Pondok Al-Qodir, Berdakwah dengan “Jathilan”

3,415 kali dibaca

Pesantren Al-Qodir, begitulah nama yang disandangnya. Ia berada di tengah-tengah Desa Cangkringan, Sleman, kira-kira 33 km sebelah utara Yogyakarta. Lazimnya sebuah desa di Jawa, Cangkringan dimukimi masyarakat tradisional yang masih kuat merawat kesenian rakyat, salah satunya adalah Jathilan.

Berasal dari kata “jan” yang berarti “benar-benar” dan “thil-thilan” yang berarti “banyak gerak”, Jathilan disebut-sebut sebagai salah satu seni pertunjukan rakyat tertua yang hingga kini masih eksis dalam masyarakat Jawa. Jathilan sering juga disebut sebagai Jarang Kepang.

Advertisements

Di tengah masyarakat masih yang masih kuat merawat kesenian rakyat itulah Pondok Pesantren Al-Qodir berdiri dan menjadi bagian darinya (subkultur). Meskipun menyandang predikat sebagai pesantren salafiyah, Al-Qodir justru bergaul akrab dengan komunitas Jathilan dan membuka ruang ekspresi selebar-lebarnya bagi masyarakat setempat.

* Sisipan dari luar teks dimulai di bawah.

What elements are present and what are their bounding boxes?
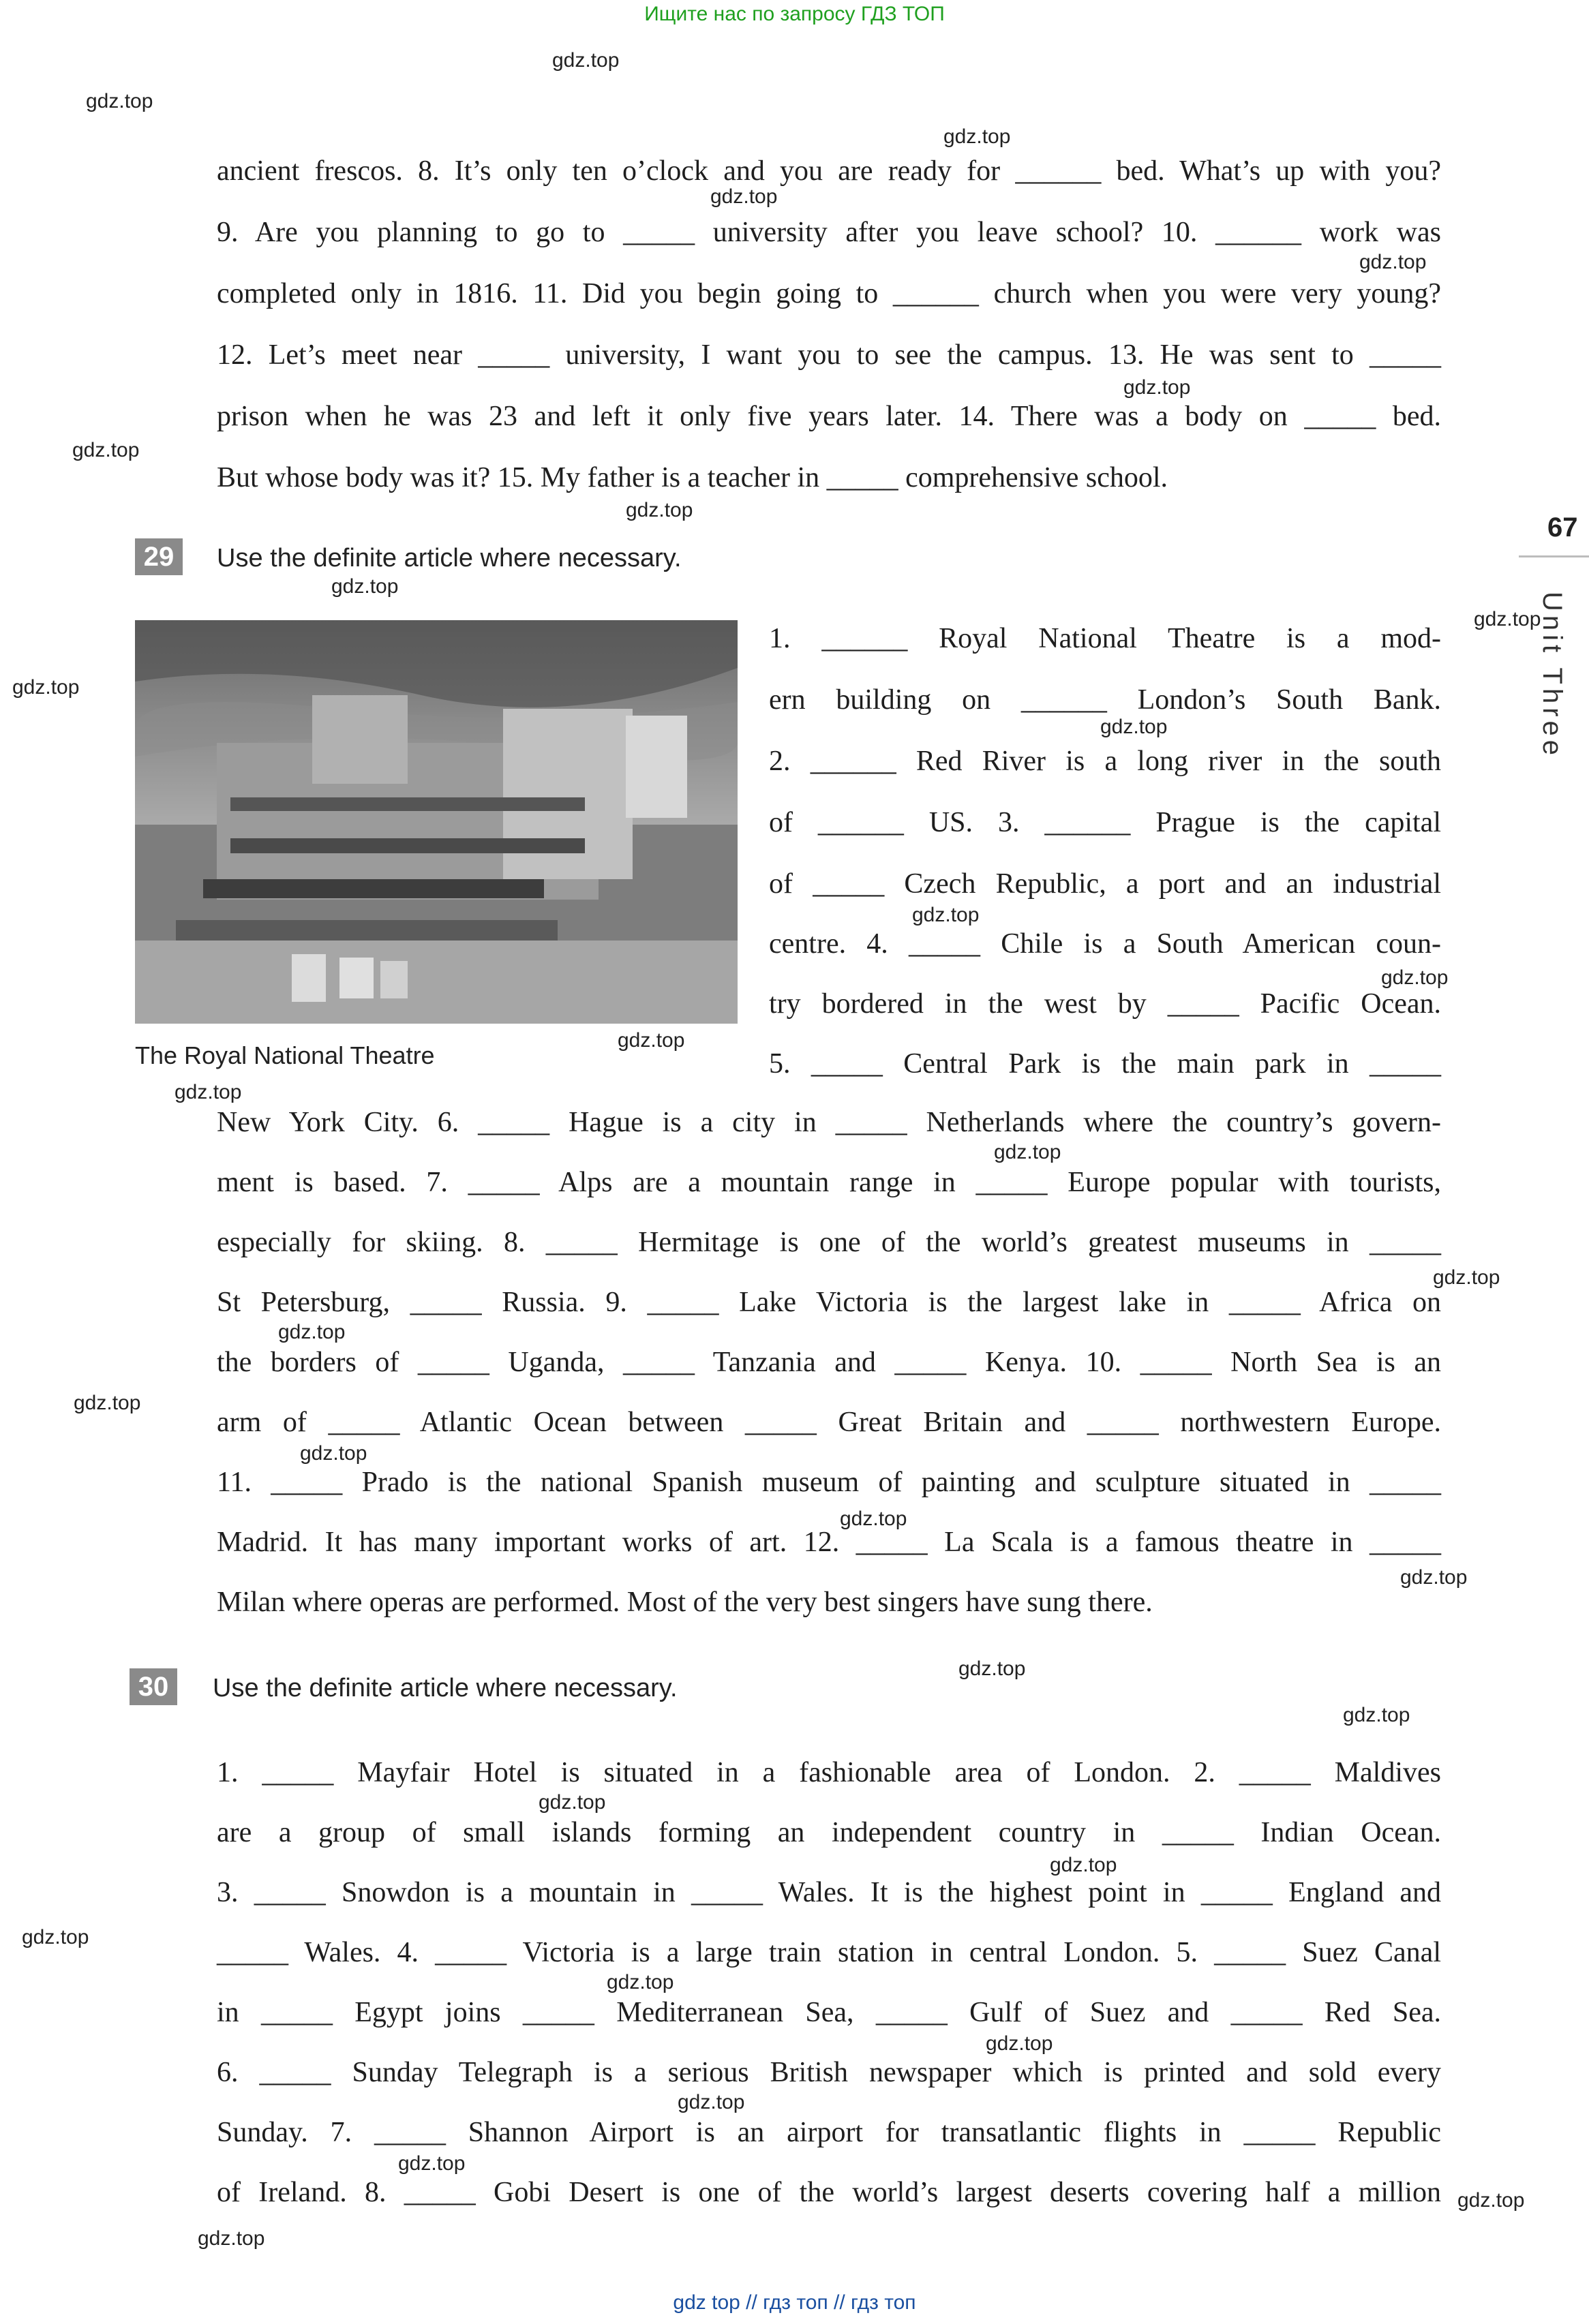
watermark: gdz.top [618,1029,685,1052]
text-line: Milan where operas are performed. Most of the very best singers have sung there. [217,1587,1153,1618]
watermark: gdz.top [1474,608,1541,630]
watermark: gdz.top [72,439,140,461]
text-line: are a group of small islands forming an independent country in _____ Indian Ocean. [217,1817,1441,1848]
watermark: gdz.top [12,676,80,699]
text-line: 2. ______ Red River is a long river in the south [769,746,1441,777]
watermark: gdz.top [552,49,620,72]
text-line: 9. Are you planning to go to _____ university after you leave school? 10. ______ work was [217,217,1441,248]
watermark: gdz.top [626,499,693,521]
watermark: gdz.top [943,125,1011,148]
watermark: gdz.top [22,1926,89,1948]
watermark: gdz.top [86,90,153,112]
text-line: 5. _____ Central Park is the main park in _____ [769,1048,1441,1080]
text-line: the borders of _____ Uganda, _____ Tanzania and _____ Kenya. 10. _____ North Sea is an [217,1347,1441,1378]
watermark: gdz.top [1050,1854,1117,1876]
footer-link[interactable]: gdz top // гдз топ // гдз топ [673,2291,916,2314]
text-line: in _____ Egypt joins _____ Mediterranean Sea, _____ Gulf of Suez and _____ Red Sea. [217,1997,1441,2028]
watermark: gdz.top [1433,1266,1500,1289]
text-line: 3. _____ Snowdon is a mountain in _____ Wales. It is the highest point in _____ England and [217,1877,1441,1908]
text-line: 12. Let’s meet near _____ university, I want you to see the campus. 13. He was sent to _____ [217,339,1441,371]
text-line: completed only in 1816. 11. Did you begin going to ______ church when you were very young? [217,278,1441,309]
text-line: ern building on ______ London’s South Bank. [769,684,1441,716]
watermark: gdz.top [398,2152,466,2175]
margin-divider [1519,555,1589,557]
watermark: gdz.top [912,904,980,926]
text-line: Madrid. It has many important works of art. 12. _____ La Scala is a famous theatre in _____ [217,1527,1441,1558]
text-line: New York City. 6. _____ Hague is a city in _____ Netherlands where the country’s govern- [217,1107,1441,1138]
exercise-instruction: Use the definite article where necessary. [213,1674,678,1702]
text-line: _____ Wales. 4. _____ Victoria is a large train station in central London. 5. _____ Suez Canal [217,1937,1441,1968]
text-line: try bordered in the west by _____ Pacific Ocean. [769,988,1441,1020]
watermark: gdz.top [678,2091,745,2113]
watermark: gdz.top [1457,2189,1525,2212]
text-line: of _____ Czech Republic, a port and an industrial [769,868,1441,900]
unit-label-text: Unit Three [1537,592,1567,760]
text-line: of ______ US. 3. ______ Prague is the capital [769,807,1441,838]
watermark: gdz.top [1381,966,1449,989]
photo-caption: The Royal National Theatre [135,1041,435,1069]
text-line: Sunday. 7. _____ Shannon Airport is an airport for transatlantic flights in _____ Republic [217,2117,1441,2148]
text-line: St Petersburg, _____ Russia. 9. _____ Lake Victoria is the largest lake in _____ Africa on [217,1287,1441,1318]
watermark: gdz.top [300,1442,367,1465]
watermark: gdz.top [278,1321,346,1343]
text-line: But whose body was it? 15. My father is a teacher in _____ comprehensive school. [217,462,1168,493]
watermark: gdz.top [1359,251,1427,273]
watermark: gdz.top [1100,716,1168,738]
text-line: centre. 4. _____ Chile is a South American coun- [769,928,1441,960]
watermark: gdz.top [331,575,399,598]
watermark: gdz.top [175,1081,242,1103]
text-line: arm of _____ Atlantic Ocean between _____ Great Britain and _____ northwestern Europe. [217,1407,1441,1438]
header-search-link[interactable]: Ищите нас по запросу ГДЗ ТОП [644,3,945,25]
watermark: gdz.top [74,1392,141,1414]
watermark: gdz.top [958,1657,1026,1680]
exercise-instruction: Use the definite article where necessary. [217,544,682,572]
watermark: gdz.top [994,1141,1061,1163]
watermark: gdz.top [840,1508,907,1530]
watermark: gdz.top [710,185,778,208]
text-line: 1. _____ Mayfair Hotel is situated in a fashionable area of London. 2. _____ Maldives [217,1757,1441,1788]
watermark: gdz.top [1343,1704,1410,1726]
watermark: gdz.top [198,2227,265,2250]
royal-national-theatre-photo [135,620,738,1024]
watermark: gdz.top [607,1971,674,1993]
watermark: gdz.top [539,1791,606,1814]
page-number: 67 [1547,513,1578,542]
text-line: 1. ______ Royal National Theatre is a mod- [769,623,1441,654]
text-line: prison when he was 23 and left it only five years later. 14. There was a body on _____ bed. [217,401,1441,432]
text-line: ment is based. 7. _____ Alps are a mountain range in _____ Europe popular with tourists, [217,1167,1441,1198]
text-line: especially for skiing. 8. _____ Hermitage is one of the world’s greatest museums in _____ [217,1227,1441,1258]
exercise-number-badge: 29 [135,538,183,575]
exercise-number-badge: 30 [130,1668,177,1705]
watermark: gdz.top [986,2032,1053,2055]
watermark: gdz.top [1123,376,1191,399]
text-line: 11. _____ Prado is the national Spanish museum of painting and sculpture situated in _____ [217,1467,1441,1498]
text-line: of Ireland. 8. _____ Gobi Desert is one of the world’s largest deserts covering half a million [217,2177,1441,2208]
text-line: ancient frescos. 8. It’s only ten o’clock and you are ready for ______ bed. What’s up with you? [217,155,1441,187]
text-line: 6. _____ Sunday Telegraph is a serious British newspaper which is printed and sold every [217,2057,1441,2088]
watermark: gdz.top [1400,1566,1468,1589]
unit-label [1534,586,1575,818]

Al-Qodir didirikan dan diasuh oleh Kiai Masrur pada 1999. Nama pondok dinisbatkan pada nama kakeknya, Qodir. Sebelum mendirikan Pesantren Al-Qodir, Kiai Masrur mengaji selama dua tahun di Pesantren Jampes, Kediri kemudian melanjutkan ke Pesantren API Tegalrejo, Magelang di bawah asuhan Kiai Chudlori, sebuah pesantren yang dikenal memiliki antusiasme dan apresiasi tinggi terhadap kebudayaan khususnya kesenian rakyat.

Kiai Chudlori sendiri mendalami pengajian fikih dan tasawuf pada era 1940-an di Pesantren Darul Hikam Bendo, Pare, Kediri di bawah asuhan Kiai Chozin Muhadjir yang juga apresiatif terhadap kesenian sekitar yang plural. Kini, baik Pesantren Tegalrejo maupun Bendo masih aktif menyelenggarakan pesta seni rakyat. Tiap akhirussanah, misalnya, Pondok Tegalrejo mengundang berbagai komunitas kesenian sekitar dan daerah lain. Di Pondok Bendo, tiap khataman kitab Ihya Ulumuddin empat tahun sekali dilakukan hal yang sama.